Congrats to all who work on Camino, it’s a fantastic browser and still a very valuable asset on OSX considering many Jscript-heavy sites do not work well on Safari (here’s looking at you, Google Calendar).
I still wish Camino scrolled as smoothly as Safari
Great stuff.
Safari is a good browser, and I never have any problems with it, unless it comes to caching.
Caching with Safari makes me want to hurt people, especially on some sites like forums, hitting the back button will take you back to page that was a few days ago or a week ago.
Plus the amount of times spend developing a webpage, and you have to hit refresh half a dozen times for it to figure out what’s going on.
As for not having a button on Safari to open a new tab, I do find it very odd that people don’t use shortcuts, much much quicker than having to click on the mouse.
Apple + T and bam, opened a tab, very quick, and it’s already in the URL section, a quick tab and you can search google all very quickly.
I do think that testing and criticizing a browser on an old computer like the cubes is pretty unreasonable. The iBook G4 I can understand, that’s not too bad, and I’ve run Camino on an iBook, and it runs fine, its quite snappy, so I really think there’s something else going on there.
That said, I don’t think Camino is perfect, there’s a few other things I’d like to see etc, but it’s pretty good, and much much faster than Firefox, Firefox would probably be the slowest thing on my Mac at times.
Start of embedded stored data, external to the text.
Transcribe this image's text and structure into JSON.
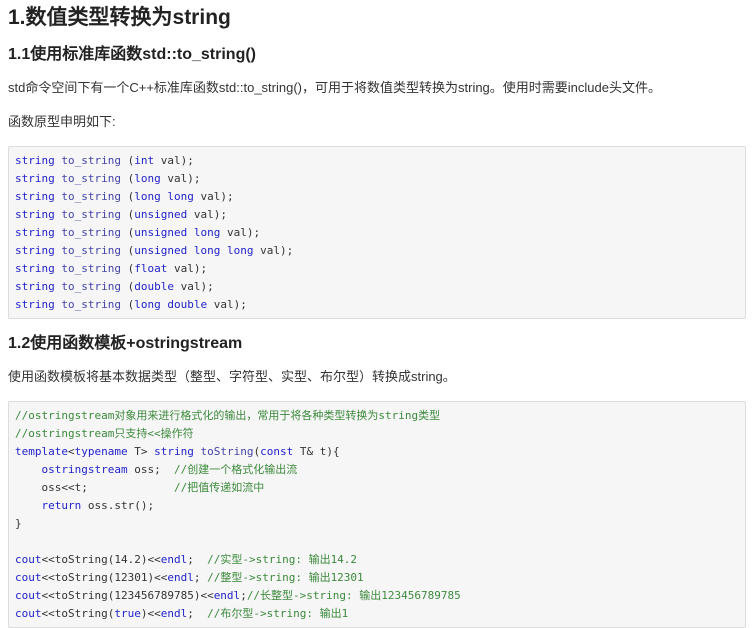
{
  "h1": "1.数值类型转换为string",
  "section1": {
    "heading": "1.1使用标准库函数std::to_string()",
    "para1": "std命令空间下有一个C++标准库函数std::to_string()，可用于将数值类型转换为string。使用时需要include头文件。",
    "para2": "函数原型申明如下:",
    "code": [
      [
        [
          "kw",
          "string"
        ],
        [
          "plain",
          " "
        ],
        [
          "fn",
          "to_string"
        ],
        [
          "plain",
          " ("
        ],
        [
          "kw",
          "int"
        ],
        [
          "plain",
          " val);"
        ]
      ],
      [
        [
          "kw",
          "string"
        ],
        [
          "plain",
          " "
        ],
        [
          "fn",
          "to_string"
        ],
        [
          "plain",
          " ("
        ],
        [
          "kw",
          "long"
        ],
        [
          "plain",
          " val);"
        ]
      ],
      [
        [
          "kw",
          "string"
        ],
        [
          "plain",
          " "
        ],
        [
          "fn",
          "to_string"
        ],
        [
          "plain",
          " ("
        ],
        [
          "kw",
          "long long"
        ],
        [
          "plain",
          " val);"
        ]
      ],
      [
        [
          "kw",
          "string"
        ],
        [
          "plain",
          " "
        ],
        [
          "fn",
          "to_string"
        ],
        [
          "plain",
          " ("
        ],
        [
          "kw",
          "unsigned"
        ],
        [
          "plain",
          " val);"
        ]
      ],
      [
        [
          "kw",
          "string"
        ],
        [
          "plain",
          " "
        ],
        [
          "fn",
          "to_string"
        ],
        [
          "plain",
          " ("
        ],
        [
          "kw",
          "unsigned long"
        ],
        [
          "plain",
          " val);"
        ]
      ],
      [
        [
          "kw",
          "string"
        ],
        [
          "plain",
          " "
        ],
        [
          "fn",
          "to_string"
        ],
        [
          "plain",
          " ("
        ],
        [
          "kw",
          "unsigned long long"
        ],
        [
          "plain",
          " val);"
        ]
      ],
      [
        [
          "kw",
          "string"
        ],
        [
          "plain",
          " "
        ],
        [
          "fn",
          "to_string"
        ],
        [
          "plain",
          " ("
        ],
        [
          "kw",
          "float"
        ],
        [
          "plain",
          " val);"
        ]
      ],
      [
        [
          "kw",
          "string"
        ],
        [
          "plain",
          " "
        ],
        [
          "fn",
          "to_string"
        ],
        [
          "plain",
          " ("
        ],
        [
          "kw",
          "double"
        ],
        [
          "plain",
          " val);"
        ]
      ],
      [
        [
          "kw",
          "string"
        ],
        [
          "plain",
          " "
        ],
        [
          "fn",
          "to_string"
        ],
        [
          "plain",
          " ("
        ],
        [
          "kw",
          "long double"
        ],
        [
          "plain",
          " val);"
        ]
      ]
    ]
  },
  "section2": {
    "heading": "1.2使用函数模板+ostringstream",
    "para1": "使用函数模板将基本数据类型（整型、字符型、实型、布尔型）转换成string。",
    "code": [
      [
        [
          "cm",
          "//ostringstream对象用来进行格式化的输出，常用于将各种类型转换为string类型"
        ]
      ],
      [
        [
          "cm",
          "//ostringstream只支持<<操作符"
        ]
      ],
      [
        [
          "kw",
          "template"
        ],
        [
          "plain",
          "<"
        ],
        [
          "kw",
          "typename"
        ],
        [
          "plain",
          " T> "
        ],
        [
          "kw",
          "string"
        ],
        [
          "plain",
          " "
        ],
        [
          "fn",
          "toString"
        ],
        [
          "plain",
          "("
        ],
        [
          "kw",
          "const"
        ],
        [
          "plain",
          " T& t){"
        ]
      ],
      [
        [
          "plain",
          "    "
        ],
        [
          "kw",
          "ostringstream"
        ],
        [
          "plain",
          " oss;  "
        ],
        [
          "cm",
          "//创建一个格式化输出流"
        ]
      ],
      [
        [
          "plain",
          "    oss<<t;             "
        ],
        [
          "cm",
          "//把值传递如流中"
        ]
      ],
      [
        [
          "plain",
          "    "
        ],
        [
          "kw",
          "return"
        ],
        [
          "plain",
          " oss.str();"
        ]
      ],
      [
        [
          "plain",
          "}"
        ]
      ],
      [
        [
          "plain",
          ""
        ]
      ],
      [
        [
          "kw",
          "cout"
        ],
        [
          "plain",
          "<<toString(14.2)<<"
        ],
        [
          "kw",
          "endl"
        ],
        [
          "plain",
          ";  "
        ],
        [
          "cm",
          "//实型->string: 输出14.2"
        ]
      ],
      [
        [
          "kw",
          "cout"
        ],
        [
          "plain",
          "<<toString(12301)<<"
        ],
        [
          "kw",
          "endl"
        ],
        [
          "plain",
          "; "
        ],
        [
          "cm",
          "//整型->string: 输出12301"
        ]
      ],
      [
        [
          "kw",
          "cout"
        ],
        [
          "plain",
          "<<toString(123456789785)<<"
        ],
        [
          "kw",
          "endl"
        ],
        [
          "plain",
          ";"
        ],
        [
          "cm",
          "//长整型->string: 输出123456789785"
        ]
      ],
      [
        [
          "kw",
          "cout"
        ],
        [
          "plain",
          "<<toString("
        ],
        [
          "kw",
          "true"
        ],
        [
          "plain",
          ")<<"
        ],
        [
          "kw",
          "endl"
        ],
        [
          "plain",
          ";  "
        ],
        [
          "cm",
          "//布尔型->string: 输出1"
        ]
      ]
    ]
  }
}
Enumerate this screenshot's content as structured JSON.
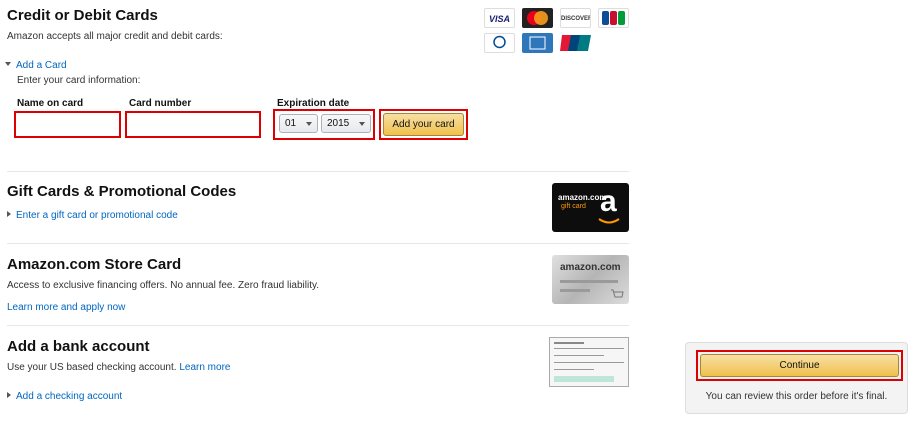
{
  "cards": {
    "title": "Credit or Debit Cards",
    "subtitle": "Amazon accepts all major credit and debit cards:",
    "add_card_link": "Add a Card",
    "enter_info": "Enter your card information:",
    "name_label": "Name on card",
    "number_label": "Card number",
    "exp_label": "Expiration date",
    "exp_month": "01",
    "exp_year": "2015",
    "add_button": "Add your card",
    "brands": [
      "VISA",
      "MasterCard",
      "DISCOVER",
      "JCB",
      "Diners Club",
      "AMEX",
      "UnionPay"
    ]
  },
  "gift": {
    "title": "Gift Cards & Promotional Codes",
    "link": "Enter a gift card or promotional code",
    "card_text": "amazon.com",
    "card_sub": "gift card",
    "card_letter": "a"
  },
  "store": {
    "title": "Amazon.com Store Card",
    "subtitle": "Access to exclusive financing offers. No annual fee. Zero fraud liability.",
    "link": "Learn more and apply now",
    "card_text": "amazon.com"
  },
  "bank": {
    "title": "Add a bank account",
    "subtitle": "Use your US based checking account.",
    "learn_more": "Learn more",
    "link": "Add a checking account"
  },
  "sidebar": {
    "continue_label": "Continue",
    "note": "You can review this order before it's final."
  },
  "colors": {
    "link": "#0066c0",
    "highlight": "#dd0000",
    "button_yellow": "#f0c14b"
  }
}
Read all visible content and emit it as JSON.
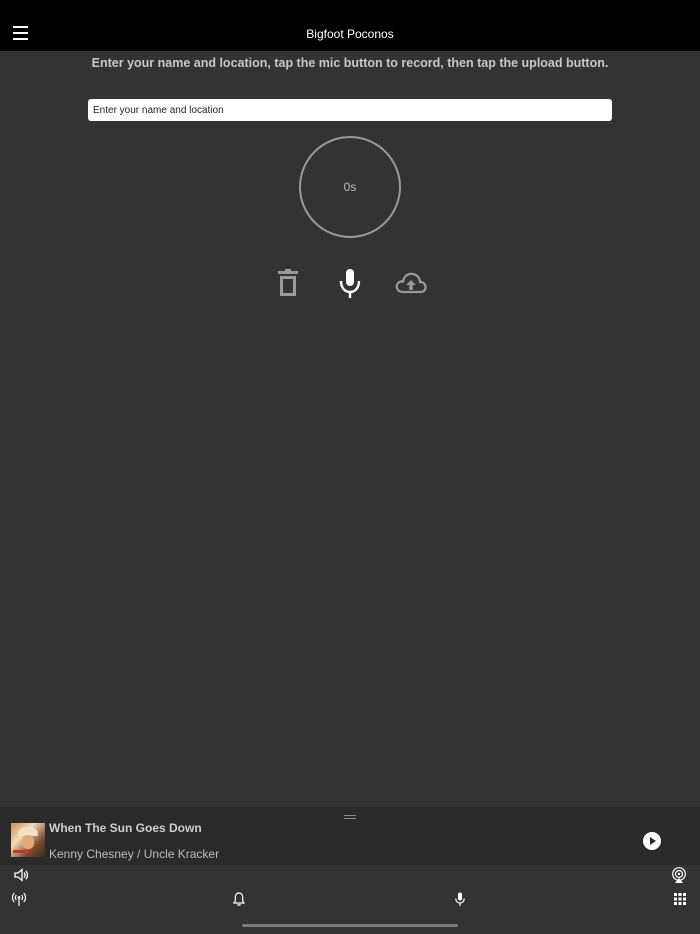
{
  "header": {
    "title": "Bigfoot Poconos"
  },
  "recorder": {
    "instructions": "Enter your name and location, tap the mic button to record, then tap the upload button.",
    "name_placeholder": "Enter your name and location",
    "name_value": "",
    "timer": "0s"
  },
  "controls": {
    "delete_icon": "trash-icon",
    "record_icon": "microphone-icon",
    "upload_icon": "cloud-upload-icon"
  },
  "now_playing": {
    "song_title": "When The Sun Goes Down",
    "artist": "Kenny Chesney / Uncle Kracker",
    "play_icon": "play-circle-icon"
  },
  "bottom_nav": {
    "volume_icon": "speaker-volume-icon",
    "airplay_icon": "airplay-icon",
    "podcast_icon": "broadcast-icon",
    "notifications_icon": "bell-icon",
    "mic_icon": "microphone-icon",
    "grid_icon": "grid-icon"
  },
  "colors": {
    "background": "#333333",
    "header_bg": "#000000",
    "player_bg": "#2a2a2a",
    "text": "#cfcfcf"
  }
}
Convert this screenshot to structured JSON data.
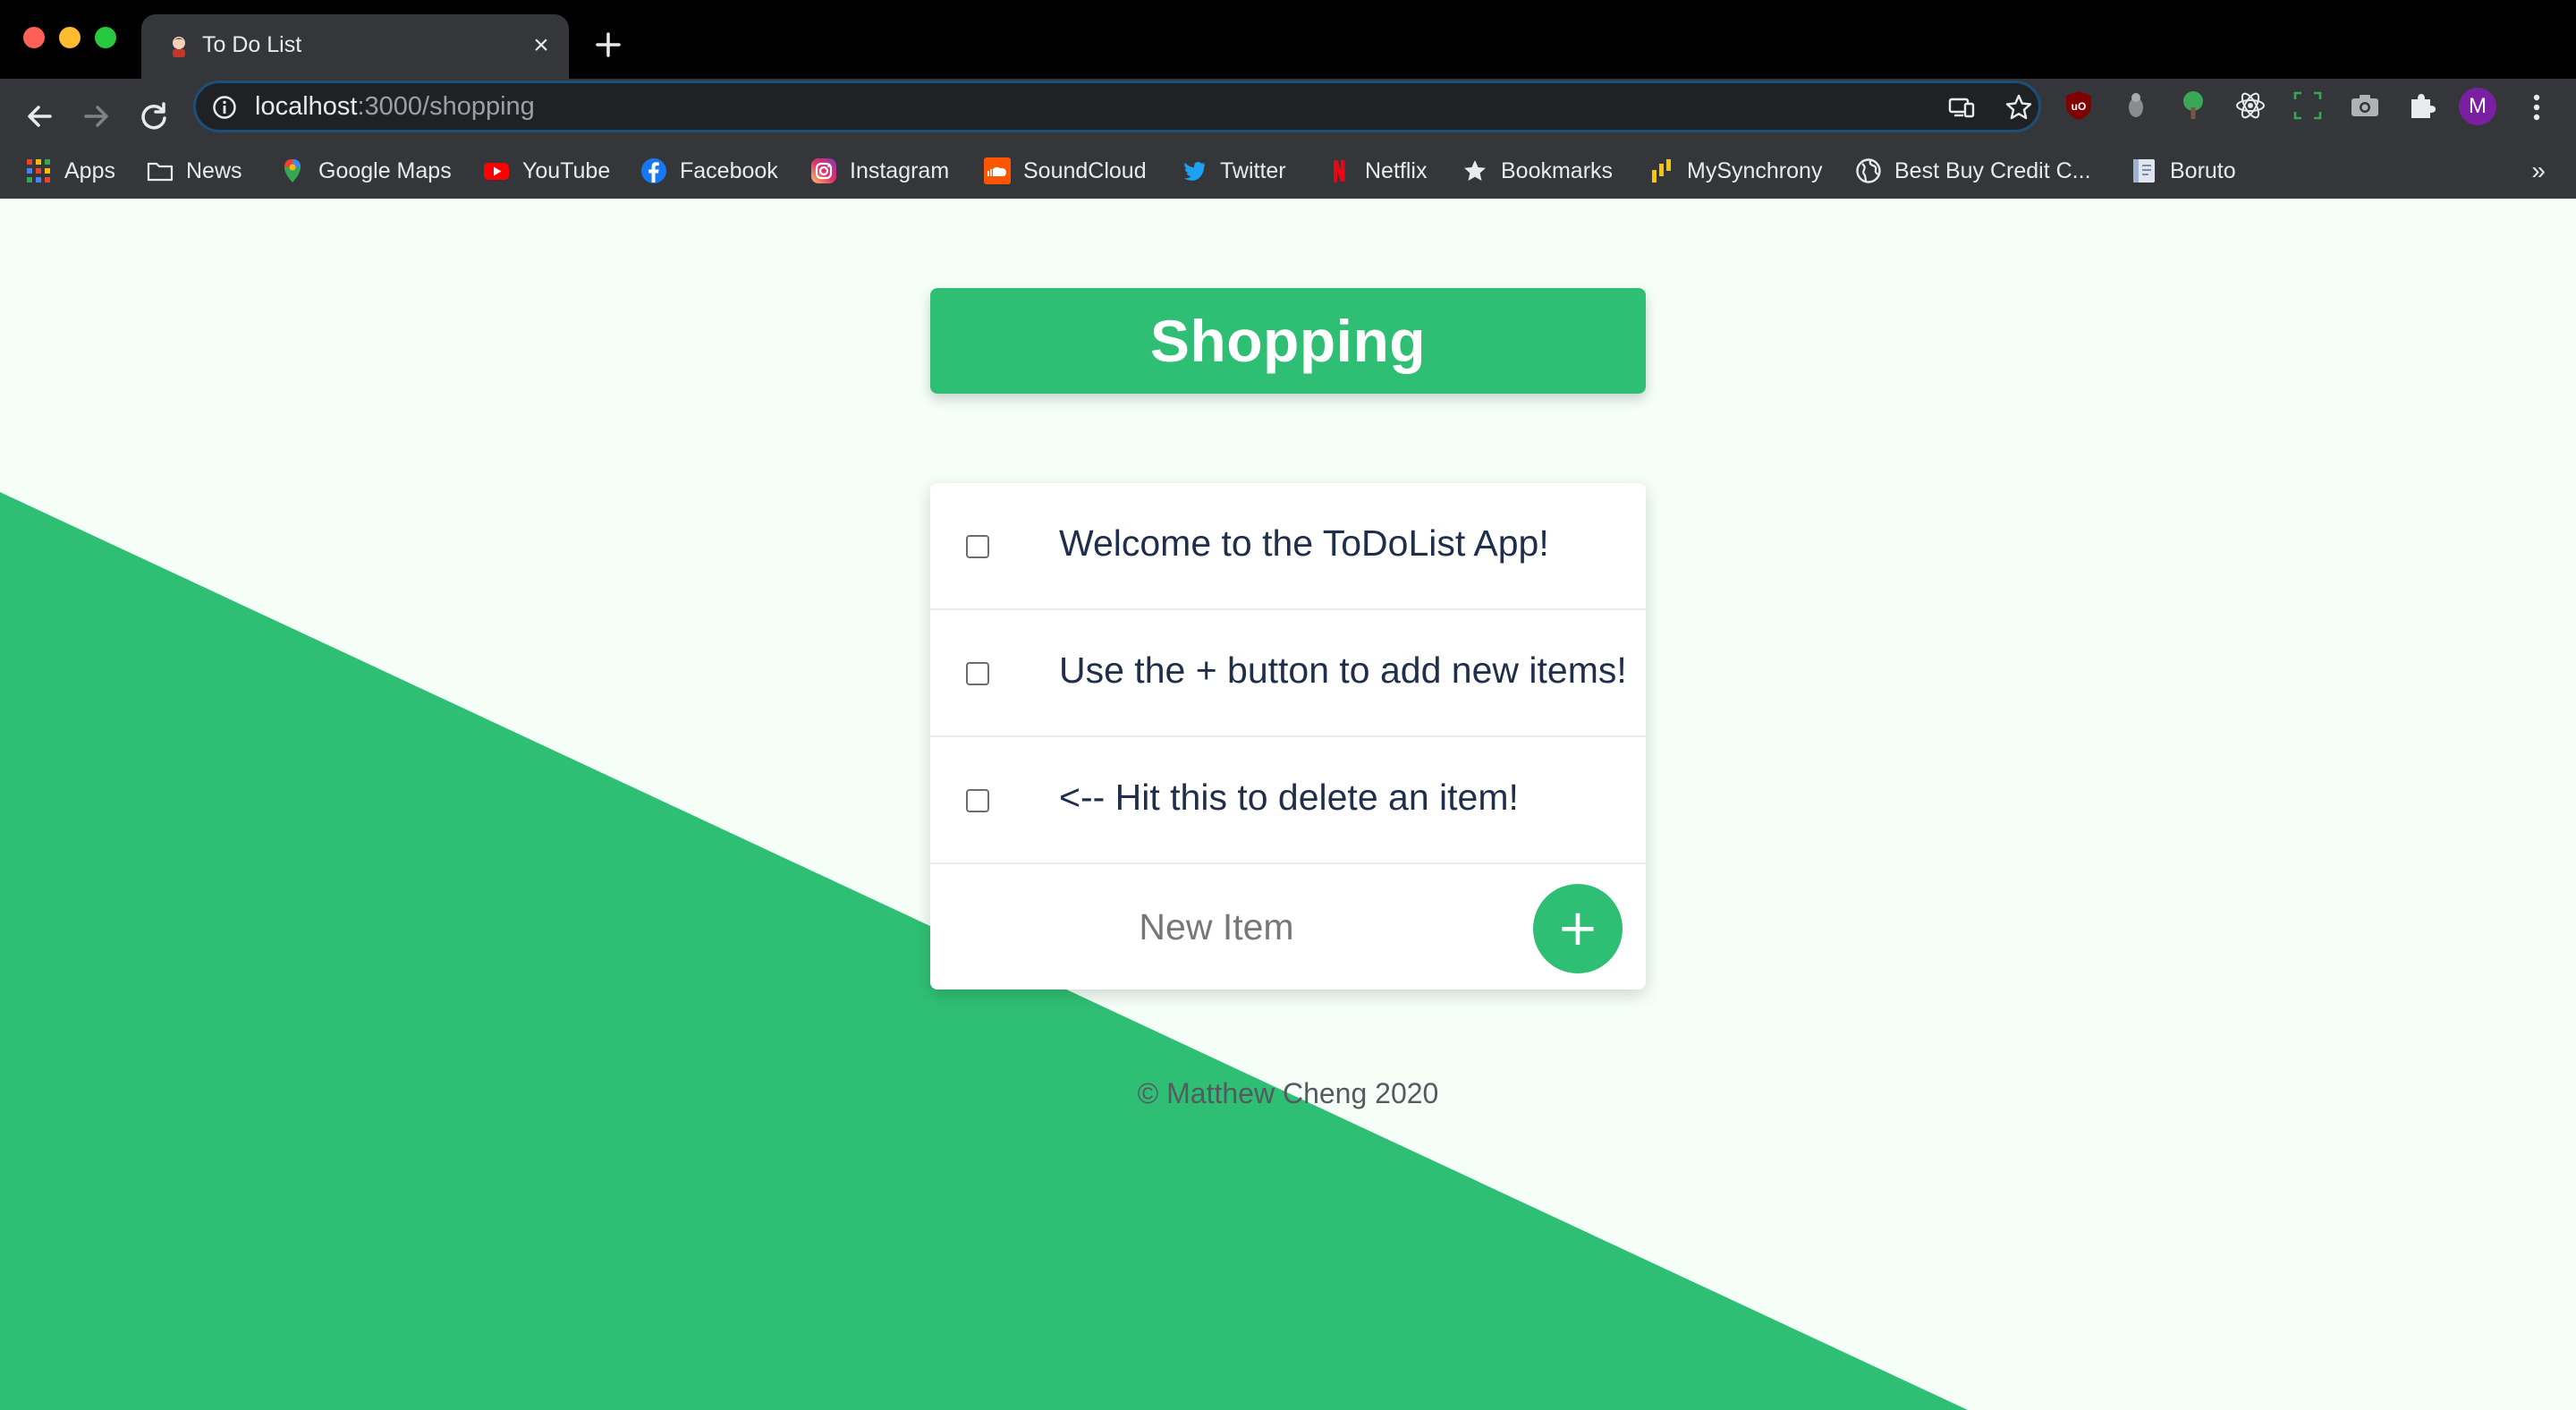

I usually just use Firefox with the GrApple theme, but this Camino release makes me think long and hard about which way I want to go. After trying it for a few hours, I have to admit that it’s very polished and well-integrated. The only thing holding me back from a complete switch is my extensions. However, they are pretty important for me, so unfortunately, I can’t switch just yet. The web is never the same without Google preview, Adblock Plus and Linkification. Still, if Firefox was stock, I would use Camino in a heartbeat.
How do you get the Spell Check window to come up? Have tried the normal OSX Keyboard Shortcuts and nothing.
Otherwise I like the new version. Been using Camino for a long time now along with Safari.
Edit; Figured it out, It Underlines a word that is misspelled and you CTRL-Click on that word and it pops up.
Edited 2007-06-06 08:09
… Inquisitor
http://www.inquisitorx.com/safari/
If david were to port that to Camino…
I like Inquisitor Also. Hope they do port it over.
…used to be my primary browser after OmniWeb took wayyyyy too long to update to WebKit. Solid browser. Now I am back to OmniWeb and can’t use anything else.
Inquisitor IS a great addition to Safari! Wish OmniWeb had some sort of plugin interface or something. But at least it (OW) finally works posting to threads in OSAlert.